To turn on the television in Venezuela is to see these two polarized perceptions crystallized. While private stations broadcast calls to take to the streets and replace the 'dictator' and show closed shops to prove the strike is biting, the state-controlled station shows Chavez basking in the affection of his people.
The stand-off goes back 10 years to when Chavez, then an army colonel, took part in an abortive coup. He was jailed but re-emerged and entered politics, winning the 1998 election handsomely. He replaced what his supporters felt was a corrupt ruling elite that excluded the poor in a country where 80 per cent live below the poverty level. Last year, he introduced the '49 decrees', including a controversial Land Act that gave unused land to the poor. He installed his own personnel in PDVSA,damaging the efficiency of the company as far as its executives were concerned. He was also accused of interfering with the judiciary and using his powers autocratically.

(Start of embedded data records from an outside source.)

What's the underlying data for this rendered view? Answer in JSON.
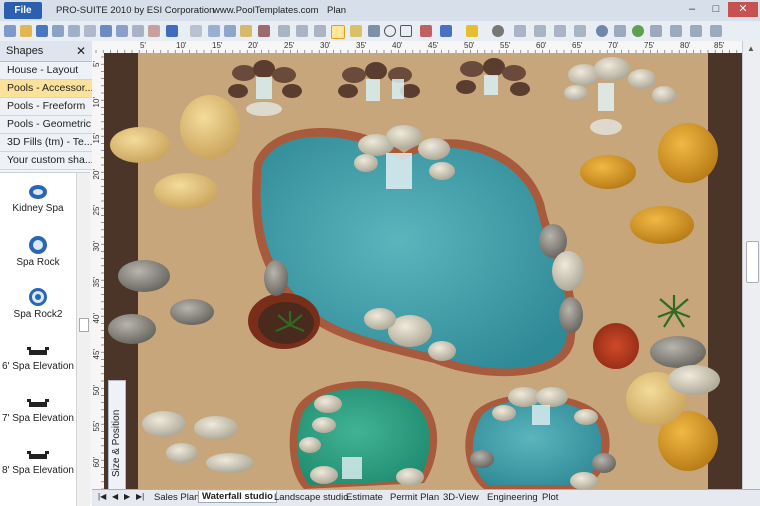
{
  "title": {
    "file_label": "File",
    "app": "PRO-SUITE 2010 by ESI Corporation",
    "url": "www.PoolTemplates.com",
    "view": "Plan"
  },
  "shapes_panel": {
    "header": "Shapes",
    "categories": [
      {
        "label": "House - Layout"
      },
      {
        "label": "Pools - Accessor..."
      },
      {
        "label": "Pools  - Freeform"
      },
      {
        "label": "Pools - Geometric"
      },
      {
        "label": "3D Fills (tm) - Te..."
      },
      {
        "label": "Your custom sha..."
      }
    ],
    "items": [
      {
        "label": "Kidney Spa"
      },
      {
        "label": "Spa Rock"
      },
      {
        "label": "Spa Rock2"
      },
      {
        "label": "6' Spa Elevation"
      },
      {
        "label": "7' Spa Elevation"
      },
      {
        "label": "8' Spa Elevation"
      }
    ]
  },
  "ruler": {
    "top": [
      "5'",
      "10'",
      "15'",
      "20'",
      "25'",
      "30'",
      "35'",
      "40'",
      "45'",
      "50'",
      "55'",
      "60'",
      "65'",
      "70'",
      "75'",
      "80'",
      "85'"
    ],
    "left": [
      "5'",
      "10'",
      "15'",
      "20'",
      "25'",
      "30'",
      "35'",
      "40'",
      "45'",
      "50'",
      "55'",
      "60'"
    ]
  },
  "side_tab": "Size & Position",
  "tabs": [
    {
      "label": "Sales Plan"
    },
    {
      "label": "Waterfall studio"
    },
    {
      "label": "Landscape studio"
    },
    {
      "label": "Estimate"
    },
    {
      "label": "Permit Plan"
    },
    {
      "label": "3D-View"
    },
    {
      "label": "Engineering"
    },
    {
      "label": "Plot"
    }
  ],
  "colors": {
    "sand": "#c8a67c",
    "water": "#3e9aa6",
    "water_green": "#2f9f86",
    "pool_edge": "#9a5a3c",
    "mulch": "#4b3428",
    "rock_yellow": "#e3c37a",
    "rock_gold": "#d89a28",
    "rock_grey": "#8e8c86"
  }
}
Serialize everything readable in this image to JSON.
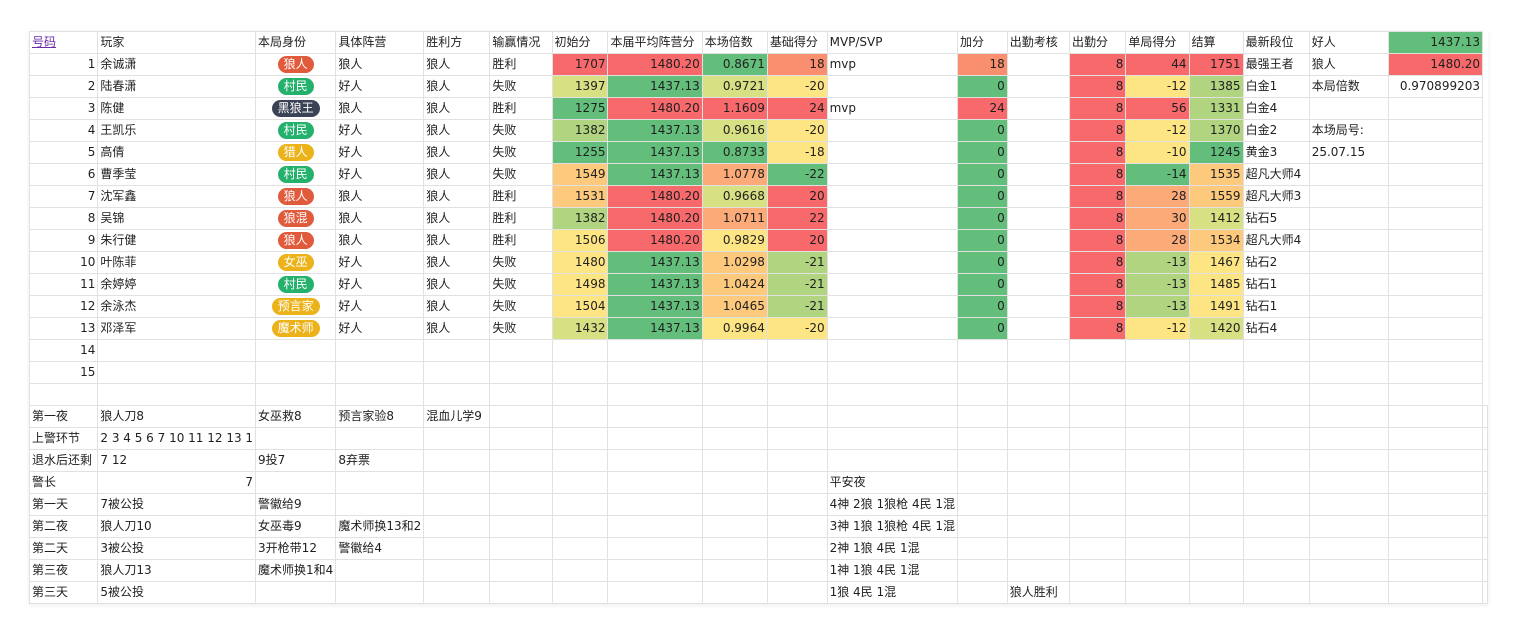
{
  "colors": {
    "wolf": "#e05a3c",
    "villager": "#23b16c",
    "blackwolf": "#3a4356",
    "hunter": "#ebb21a",
    "witch": "#ebb21a",
    "seer": "#ebb21a",
    "magician": "#ebb21a"
  },
  "headers": [
    "号码",
    "玩家",
    "本局身份",
    "具体阵营",
    "胜利方",
    "输赢情况",
    "初始分",
    "本届平均阵营分",
    "本场倍数",
    "基础得分",
    "MVP/SVP",
    "加分",
    "出勤考核",
    "出勤分",
    "单局得分",
    "结算",
    "最新段位"
  ],
  "side": {
    "good_label": "好人",
    "good_value": "1437.13",
    "wolf_label": "狼人",
    "wolf_value": "1480.20",
    "mult_label": "本局倍数",
    "mult_value": "0.970899203",
    "game_no_label": "本场局号:",
    "game_no_value": "25.07.15"
  },
  "rows": [
    {
      "no": "1",
      "player": "余诚潇",
      "role": "狼人",
      "role_color": "wolf",
      "camp": "狼人",
      "winner": "狼人",
      "result": "胜利",
      "init": "1707",
      "avg": "1480.20",
      "mult": "0.8671",
      "base": "18",
      "mvp": "mvp",
      "bonus": "18",
      "attend": "8",
      "single": "44",
      "settle": "1751",
      "rank": "最强王者"
    },
    {
      "no": "2",
      "player": "陆春潇",
      "role": "村民",
      "role_color": "villager",
      "camp": "好人",
      "winner": "狼人",
      "result": "失败",
      "init": "1397",
      "avg": "1437.13",
      "mult": "0.9721",
      "base": "-20",
      "mvp": "",
      "bonus": "0",
      "attend": "8",
      "single": "-12",
      "settle": "1385",
      "rank": "白金1"
    },
    {
      "no": "3",
      "player": "陈健",
      "role": "黑狼王",
      "role_color": "blackwolf",
      "camp": "狼人",
      "winner": "狼人",
      "result": "胜利",
      "init": "1275",
      "avg": "1480.20",
      "mult": "1.1609",
      "base": "24",
      "mvp": "mvp",
      "bonus": "24",
      "attend": "8",
      "single": "56",
      "settle": "1331",
      "rank": "白金4"
    },
    {
      "no": "4",
      "player": "王凯乐",
      "role": "村民",
      "role_color": "villager",
      "camp": "好人",
      "winner": "狼人",
      "result": "失败",
      "init": "1382",
      "avg": "1437.13",
      "mult": "0.9616",
      "base": "-20",
      "mvp": "",
      "bonus": "0",
      "attend": "8",
      "single": "-12",
      "settle": "1370",
      "rank": "白金2"
    },
    {
      "no": "5",
      "player": "高倩",
      "role": "猎人",
      "role_color": "hunter",
      "camp": "好人",
      "winner": "狼人",
      "result": "失败",
      "init": "1255",
      "avg": "1437.13",
      "mult": "0.8733",
      "base": "-18",
      "mvp": "",
      "bonus": "0",
      "attend": "8",
      "single": "-10",
      "settle": "1245",
      "rank": "黄金3"
    },
    {
      "no": "6",
      "player": "曹季莹",
      "role": "村民",
      "role_color": "villager",
      "camp": "好人",
      "winner": "狼人",
      "result": "失败",
      "init": "1549",
      "avg": "1437.13",
      "mult": "1.0778",
      "base": "-22",
      "mvp": "",
      "bonus": "0",
      "attend": "8",
      "single": "-14",
      "settle": "1535",
      "rank": "超凡大师4"
    },
    {
      "no": "7",
      "player": "沈军鑫",
      "role": "狼人",
      "role_color": "wolf",
      "camp": "狼人",
      "winner": "狼人",
      "result": "胜利",
      "init": "1531",
      "avg": "1480.20",
      "mult": "0.9668",
      "base": "20",
      "mvp": "",
      "bonus": "0",
      "attend": "8",
      "single": "28",
      "settle": "1559",
      "rank": "超凡大师3"
    },
    {
      "no": "8",
      "player": "吴锦",
      "role": "狼混",
      "role_color": "wolf",
      "camp": "狼人",
      "winner": "狼人",
      "result": "胜利",
      "init": "1382",
      "avg": "1480.20",
      "mult": "1.0711",
      "base": "22",
      "mvp": "",
      "bonus": "0",
      "attend": "8",
      "single": "30",
      "settle": "1412",
      "rank": "钻石5"
    },
    {
      "no": "9",
      "player": "朱行健",
      "role": "狼人",
      "role_color": "wolf",
      "camp": "狼人",
      "winner": "狼人",
      "result": "胜利",
      "init": "1506",
      "avg": "1480.20",
      "mult": "0.9829",
      "base": "20",
      "mvp": "",
      "bonus": "0",
      "attend": "8",
      "single": "28",
      "settle": "1534",
      "rank": "超凡大师4"
    },
    {
      "no": "10",
      "player": "叶陈菲",
      "role": "女巫",
      "role_color": "witch",
      "camp": "好人",
      "winner": "狼人",
      "result": "失败",
      "init": "1480",
      "avg": "1437.13",
      "mult": "1.0298",
      "base": "-21",
      "mvp": "",
      "bonus": "0",
      "attend": "8",
      "single": "-13",
      "settle": "1467",
      "rank": "钻石2"
    },
    {
      "no": "11",
      "player": "余婷婷",
      "role": "村民",
      "role_color": "villager",
      "camp": "好人",
      "winner": "狼人",
      "result": "失败",
      "init": "1498",
      "avg": "1437.13",
      "mult": "1.0424",
      "base": "-21",
      "mvp": "",
      "bonus": "0",
      "attend": "8",
      "single": "-13",
      "settle": "1485",
      "rank": "钻石1"
    },
    {
      "no": "12",
      "player": "余泳杰",
      "role": "预言家",
      "role_color": "seer",
      "camp": "好人",
      "winner": "狼人",
      "result": "失败",
      "init": "1504",
      "avg": "1437.13",
      "mult": "1.0465",
      "base": "-21",
      "mvp": "",
      "bonus": "0",
      "attend": "8",
      "single": "-13",
      "settle": "1491",
      "rank": "钻石1"
    },
    {
      "no": "13",
      "player": "邓泽军",
      "role": "魔术师",
      "role_color": "magician",
      "camp": "好人",
      "winner": "狼人",
      "result": "失败",
      "init": "1432",
      "avg": "1437.13",
      "mult": "0.9964",
      "base": "-20",
      "mvp": "",
      "bonus": "0",
      "attend": "8",
      "single": "-12",
      "settle": "1420",
      "rank": "钻石4"
    }
  ],
  "empty_numbers": [
    "14",
    "15"
  ],
  "log": [
    {
      "label": "第一夜",
      "cells": [
        "狼人刀8",
        "女巫救8",
        "预言家验8",
        "混血儿学9"
      ],
      "mid": "",
      "right": ""
    },
    {
      "label": "上警环节",
      "cells": [
        "2 3 4 5 6 7 10 11 12 13 1",
        "",
        "",
        ""
      ],
      "mid": "",
      "right": ""
    },
    {
      "label": "退水后还剩",
      "cells": [
        "7 12",
        "9投7",
        "8弃票",
        ""
      ],
      "mid": "",
      "right": ""
    },
    {
      "label": "警长",
      "cells": [
        "7",
        "",
        "",
        ""
      ],
      "mid": "平安夜",
      "right": ""
    },
    {
      "label": "第一天",
      "cells": [
        "7被公投",
        "警徽给9",
        "",
        ""
      ],
      "mid": "4神 2狼 1狼枪 4民 1混",
      "right": ""
    },
    {
      "label": "第二夜",
      "cells": [
        "狼人刀10",
        "女巫毒9",
        "魔术师换13和2",
        ""
      ],
      "mid": "3神 1狼 1狼枪 4民 1混",
      "right": ""
    },
    {
      "label": "第二天",
      "cells": [
        "3被公投",
        "3开枪带12",
        "警徽给4",
        ""
      ],
      "mid": "2神 1狼 4民 1混",
      "right": ""
    },
    {
      "label": "第三夜",
      "cells": [
        "狼人刀13",
        "魔术师换1和4",
        "",
        ""
      ],
      "mid": "1神 1狼 4民 1混",
      "right": ""
    },
    {
      "label": "第三天",
      "cells": [
        "5被公投",
        "",
        "",
        ""
      ],
      "mid": "1狼 4民 1混",
      "right": "狼人胜利"
    }
  ]
}
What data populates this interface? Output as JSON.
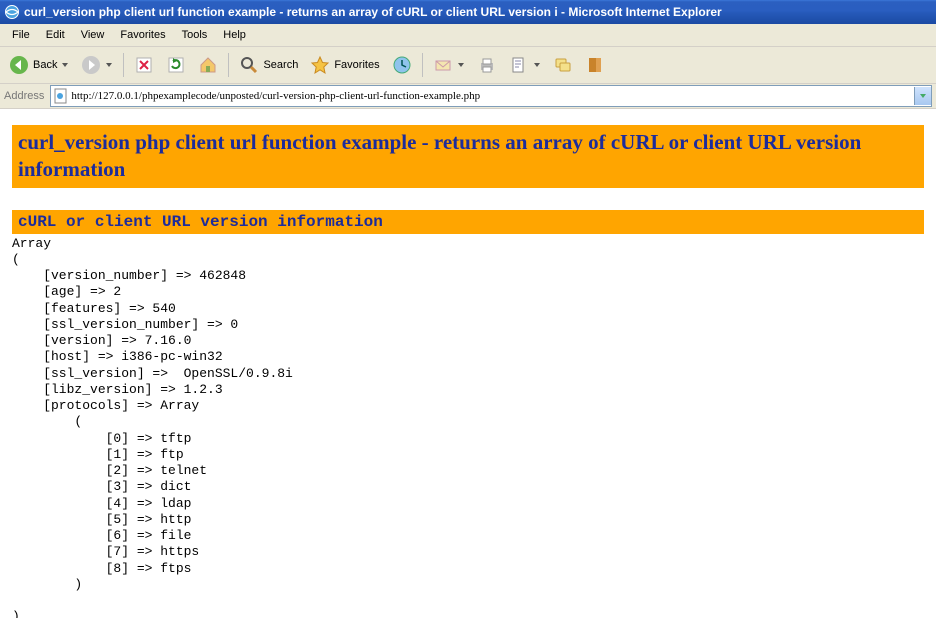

Unlike the recently elected Latin American leaders of the left, such as Lula da Silva of Brazil and Lucio Gutierrez of Ecuador, he has made little attempt to trim his rhetoric. After 11 September, he irritated the US administration by saying the bombing of Afghanistan was to answer 'barbarity with barbarity'.
In April, following a strike and protests, Chavez was removed from office by the military who claimed the country was out of control. They installed Pedro Carmona, head of the chamber of commerce, as president, but the Organization of American States (OAS) refused to recognize the new government and Chavez's supporters took to the streets. Within two days he was back in power. It was this turnaround that seems to have convinced him that he can resist calls to quit now.
Cesar Vicente, captain of the Moruy, one of the striking oil tankers, said: 'To understand the Venezuelan situation it is important to know that although Mr Chavez was elected democratically and nobody contests that, he has betrayed the Venezuelan people by disrespecting the democratic principles and pretending to impose on our country a communist revolution inspired on the Cuban model.'
At the Hotel Gran Melia, across the street from where people queue for hours to get their money out of the bank amid incongruous Christmas nativity scenes, Cesar Gaviria, director-general of the OAS, and members of the Carter Center try to hammer out a compromise between the opposition, who want new elections now, and the government, who say they were elected for six years and do not see why they should leave office earlier.
The US was accused by the chavistas of approving the last coup and ambassador Charles Shapiro has been making calls for a peaceful resolution this time. He said yesterday there was a lack of will on both sides towards finding a solution. 'Each side believes that it is going to win, each over-estimates its own power and underestimates the other,' he said.
Few want a repetition of April when around 60 people died in clashes, but everyone knows the current impasse has a time limit. Three people have already been killed when a gunman opened fire on anti-government protesters. When the Colombian embassy starts telling its citizens to leave the country because they would be safer at home, as it did last week, you know something is awry.
The daily Tal Cual used its front page to call for 'Neither Cuba, Nor Chile', saying that one side was envisaging a country like Castro's Cuba and the other like Pinochet's Chile in 1973. 'This is the moment to abandon the language of Armageddon,' said the paper.
The military miscalculated the mood in April and have so far been discouraged by the OAS from taking action. But in the words of the former president Ramon Velasquez: 'In Venezuela, soldiers are loyal to the government only until the day they rebel.'
Whoever takes the country into the new year will have to recognize that the election of Chavez represented a call for a change that echoed through the barrios, and that 'business as usual' will no longer be good enough.